Basic Description: Linear is a linear filter operation that can be used to run low-pass filters (average, disk, or Gaussian) to smooth the data, and high pass filters (Laplacian, log, and unsharp) to accent edges and transitions.
Technical Details: A linear filter is an operation where each pixel is transformed by a linear combination of pixels in the surrounding neighborhood. The neighborhood is specified by the user. The linear filter is implemented as a convolution on the tile.
Instructions: After choosing a selection method and making your selection on the survey, select a filter type from the drop-down list and follow the instruction for that filter.
4.6.14 Linear


When the average filter is selected, simply choose a kernel size and units (samples or meters) using the drop-down menus.


The disk option averages values within a circular region with the specified radius (in pixels).


The gaussian filter is a weighted average of the pixels in the defined neighborhood (i.e. the filter size).  The weights of the neighboring pixels decrease with distance from the center and are based on a Gaussian curve with the specified Sigma value.  Small values of sigma create a faster drop in weight with increasing distance. Typically the filter size should be chosen as 2*Sigma + 1. For example, if Sigma = 2, the filter size should be 5x5 samples.  If Sigma < 1, chose the Filter Size as 3x3.

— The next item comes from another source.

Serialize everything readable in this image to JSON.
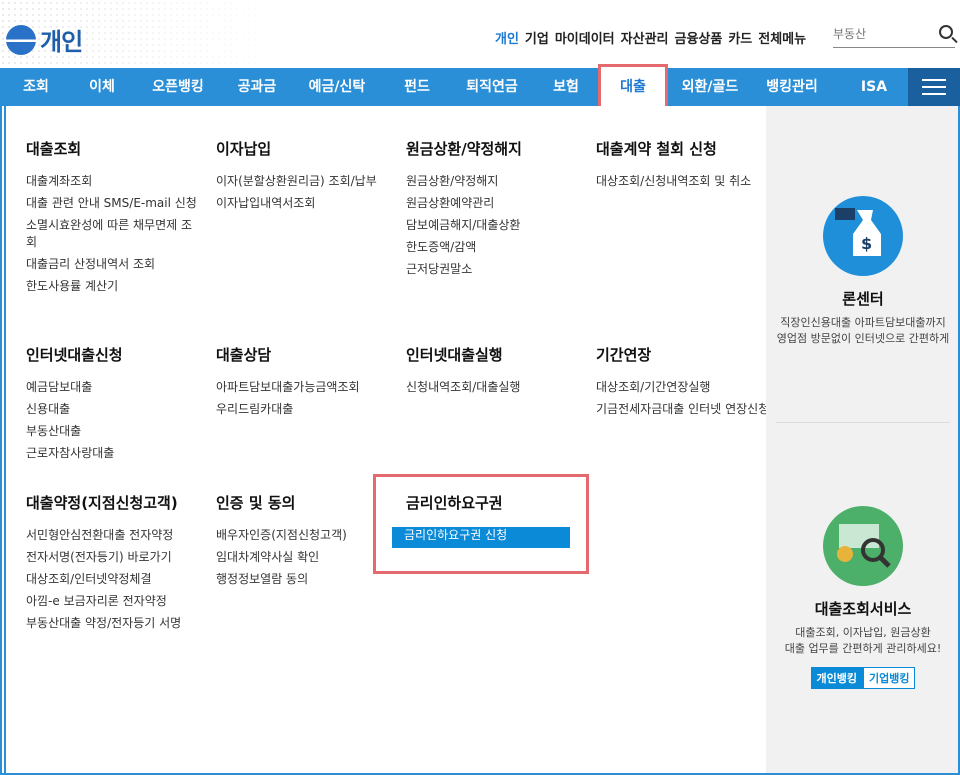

The laplacian filter is an edge sharpening filter and is sometimes called a top-hat filter because of its shape. Alpha controls the amount of sharpening with values close to one resulting in extreme, and often undesired, sharpening.


The LoG, or Laplacian of Gaussian filter, is another edge sharpening filter. It is identical to the Laplacian filter but the additional capacity for smoothing the tile first with a Gaussian low-pass filter. This is useful for emphasizing edges at different scales.


Unsharp is a sharping filter commonly used in image processing.  Large alpha values result in more sharpening.